7th Circuit REVERSED by … the 7th Circuit
• Phoenix registered CONDOR for software in 1997
• Univ. Wisconsin registered CONDOR for software in 2001
– Phoenix petitioned to cancel – won in TTAB
• Wis. appealed to D.Ct. – Phoenix counterclaimed for infringement
– Dist. Ct. dismissed counterclaims due to sovereign immunity
• Dec. 2010: 7th Cir. TRCA unconstitutional - TM infringement claims not allowed against
states, (violates 11th Amendment) unless state waived immunity
– Participating in USPTO application is not a waiver
– Appealing to district court is not waiver – involuntary lawsuit
• Aug. 2011: on Rehearing: by filing in D.Ct. state waived immunity:
– the state availed itself of the advantages of a fresh lawsuit, choosing that path over
a number of others available. It would be anomalous if, after invoking federal
jurisdiction, the state could declare that the federal court has no authority to
consider related aspects of the case. Cf. Lapides, 535 U.S. at 619. Phoenix’s
counterclaims are compulsory in nature and thus lie well within the scope of
Wisconsin’s waiver of immunity.
“sufficiently similar” Dilution
• Nike opposed JUST JESU IT for athletic apparel in view of JUST
DO IT.
• Fame admitted by pro se Applicant, “Who isn’t aware of Opposer’s
Mark? At least in the free world.”
• TTAB found likelihood of confusion and dilution by blurring
• Previous test “substantial similarity” or “near identity”; now:
– “we will use the same test as for determining the similarity or
dissimilarity of the marks in the likelihood of confusion analysis,
that is, the similarity or dissimilarity of the marks in their entireties
as to appearance, sound, connotation and commercial
impression.”
• Nike, Inc. v. Peter Maher and Patricia Hoyt Maher, (August 9, 2011) [precedential].

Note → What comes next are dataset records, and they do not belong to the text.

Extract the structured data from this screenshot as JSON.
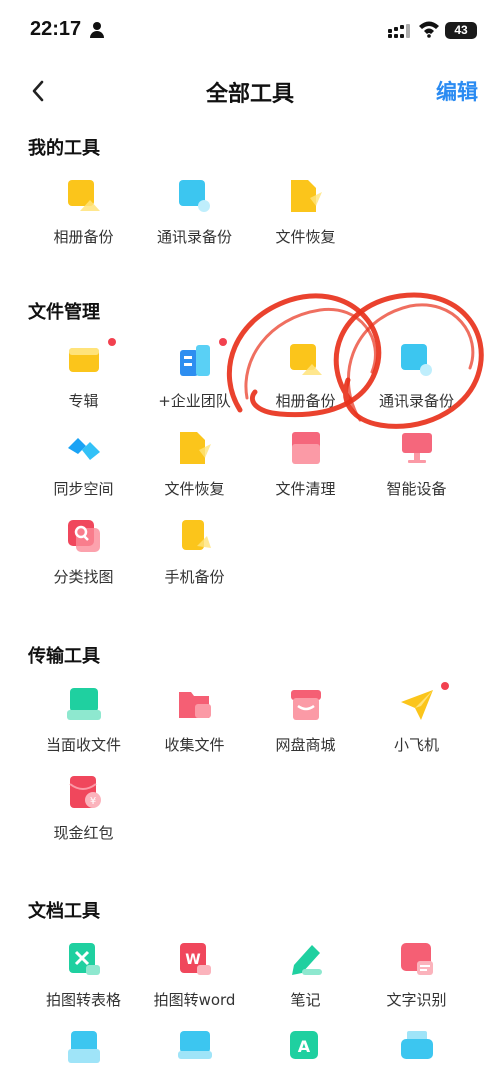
{
  "status_bar": {
    "time": "22:17",
    "battery": "43"
  },
  "header": {
    "title": "全部工具",
    "edit_label": "编辑"
  },
  "sections": [
    {
      "title": "我的工具",
      "tools": [
        {
          "label": "相册备份",
          "icon": "photo-backup-icon"
        },
        {
          "label": "通讯录备份",
          "icon": "contacts-backup-icon"
        },
        {
          "label": "文件恢复",
          "icon": "file-recovery-icon"
        },
        {
          "label": "",
          "icon": "empty-slot"
        }
      ]
    },
    {
      "title": "文件管理",
      "tools": [
        {
          "label": "专辑",
          "icon": "album-icon",
          "badge": true
        },
        {
          "label": "+企业团队",
          "icon": "enterprise-team-icon",
          "badge": true
        },
        {
          "label": "相册备份",
          "icon": "photo-backup-icon"
        },
        {
          "label": "通讯录备份",
          "icon": "contacts-backup-icon"
        },
        {
          "label": "同步空间",
          "icon": "sync-space-icon"
        },
        {
          "label": "文件恢复",
          "icon": "file-recovery-icon"
        },
        {
          "label": "文件清理",
          "icon": "file-cleanup-icon"
        },
        {
          "label": "智能设备",
          "icon": "smart-device-icon"
        },
        {
          "label": "分类找图",
          "icon": "category-search-icon"
        },
        {
          "label": "手机备份",
          "icon": "phone-backup-icon"
        }
      ]
    },
    {
      "title": "传输工具",
      "tools": [
        {
          "label": "当面收文件",
          "icon": "face-to-face-receive-icon"
        },
        {
          "label": "收集文件",
          "icon": "collect-files-icon"
        },
        {
          "label": "网盘商城",
          "icon": "store-icon"
        },
        {
          "label": "小飞机",
          "icon": "paper-plane-icon",
          "badge": true
        },
        {
          "label": "现金红包",
          "icon": "red-envelope-icon"
        }
      ]
    },
    {
      "title": "文档工具",
      "tools": [
        {
          "label": "拍图转表格",
          "icon": "photo-to-excel-icon"
        },
        {
          "label": "拍图转word",
          "icon": "photo-to-word-icon"
        },
        {
          "label": "笔记",
          "icon": "notes-icon"
        },
        {
          "label": "文字识别",
          "icon": "ocr-icon"
        },
        {
          "label": "",
          "icon": "scan-icon"
        },
        {
          "label": "",
          "icon": "screen-icon"
        },
        {
          "label": "",
          "icon": "translate-icon"
        },
        {
          "label": "",
          "icon": "printer-icon"
        }
      ]
    }
  ],
  "colors": {
    "accent": "#2a8bf2",
    "badge": "#f2414f",
    "annotation": "#e8321c"
  }
}
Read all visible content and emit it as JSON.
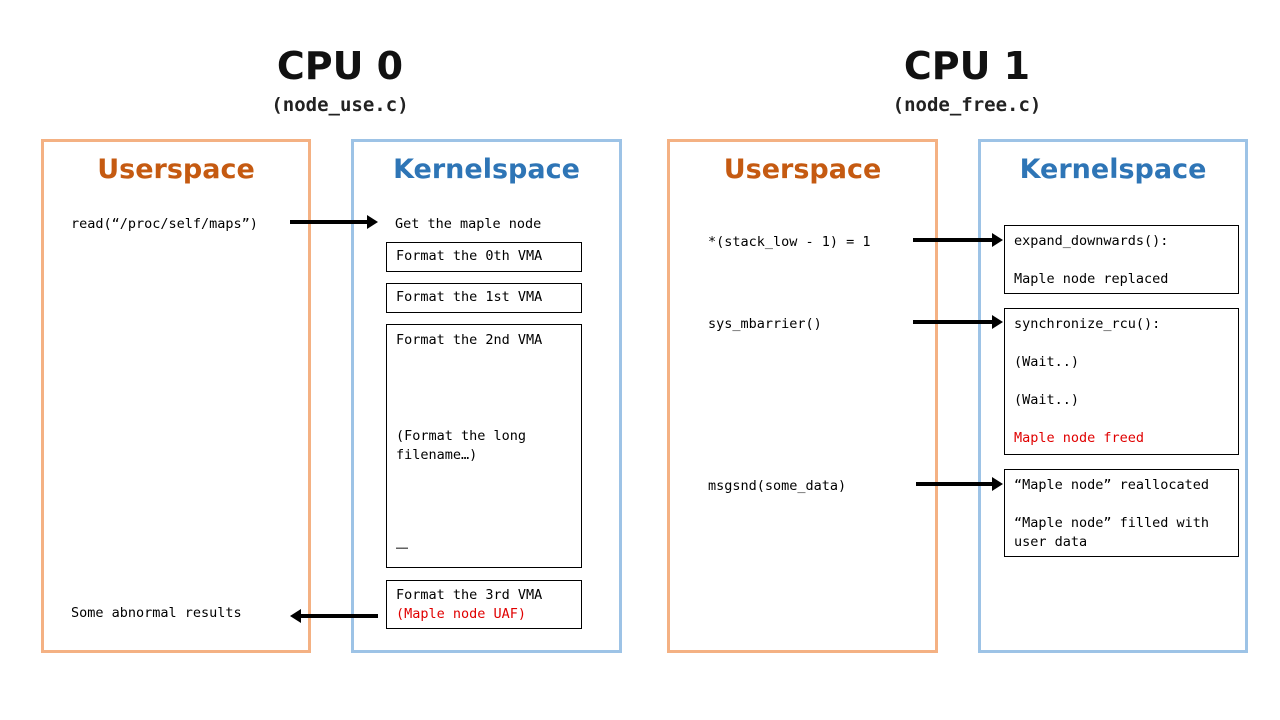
{
  "cpu0": {
    "title": "CPU 0",
    "file": "(node_use.c)",
    "userspace": {
      "title": "Userspace",
      "call": "read(“/proc/self/maps”)",
      "result": "Some abnormal results"
    },
    "kernelspace": {
      "title": "Kernelspace",
      "get_node": "Get the maple node",
      "vma0": "Format the 0th VMA",
      "vma1": "Format the 1st VMA",
      "vma2": "Format the 2nd VMA",
      "vma2_long": "(Format the long",
      "vma2_long2": "filename…)",
      "vma2_dots": "……",
      "vma3": "Format the 3rd VMA",
      "vma3_uaf": "(Maple node UAF)"
    }
  },
  "cpu1": {
    "title": "CPU 1",
    "file": "(node_free.c)",
    "userspace": {
      "title": "Userspace",
      "stack": "*(stack_low - 1) = 1",
      "mbarrier": "sys_mbarrier()",
      "msgsnd": "msgsnd(some_data)"
    },
    "kernelspace": {
      "title": "Kernelspace",
      "expand": "expand_downwards():",
      "replaced": "Maple node replaced",
      "sync": "synchronize_rcu():",
      "wait1": "(Wait..)",
      "wait2": "(Wait..)",
      "freed": "Maple node freed",
      "realloc": "“Maple node” reallocated",
      "filled": "“Maple node” filled with",
      "filled2": "user data"
    }
  },
  "colors": {
    "userspace_border": "#f4b183",
    "kernelspace_border": "#9dc3e6",
    "userspace_title": "#c55a11",
    "kernelspace_title": "#2e75b6",
    "highlight": "#e00000"
  }
}
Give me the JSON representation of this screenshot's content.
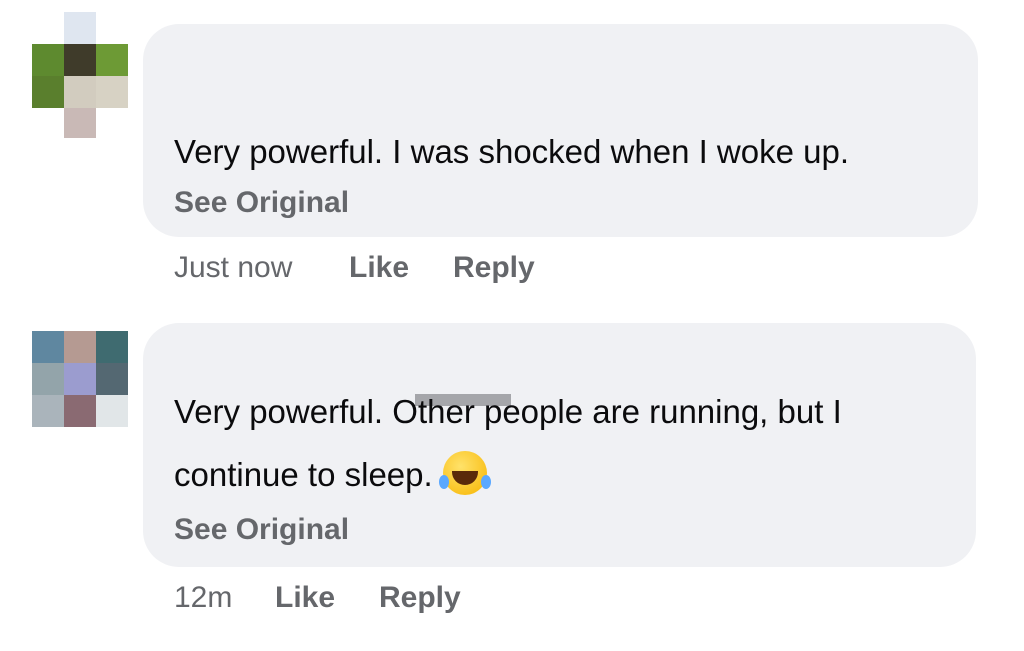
{
  "comments": [
    {
      "text_lines": [
        "Very powerful. I was shocked when I woke up."
      ],
      "see_original": "See Original",
      "time": "Just now",
      "like": "Like",
      "reply": "Reply"
    },
    {
      "text_lines": [
        "Very powerful. Other people are running, but I",
        "continue to sleep."
      ],
      "emoji": "face-with-tears-of-joy-icon",
      "see_original": "See Original",
      "time": "12m",
      "like": "Like",
      "reply": "Reply"
    }
  ],
  "colors": {
    "bubble": "#f0f1f4",
    "text": "#0b0b0d",
    "secondary": "#65676b"
  }
}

eBay Infringement, EU Style
• Ct. of Justice of EU judgment L’Oreal v. eBay:
– Google Adwords triggered by L’Oreal’s TMs purchased by eBay
created an obvious association between L’Oréal and eBay.
eBay will only be liable where the advertising does not enable
a reasonably well-informed and reasonably observant internet
user (or only enables them with difficulty) to ascertain whether
the goods originate from the trade mark proprietor or from a
third party.
– Contributory infringement: eBay liable if it played an active role to
give it knowledge of, or control over the data stored on its
systems.
where the operator provides assistance to optimize the
presentation of the offers for sale or promotes those offers the
operator will be taking an active role.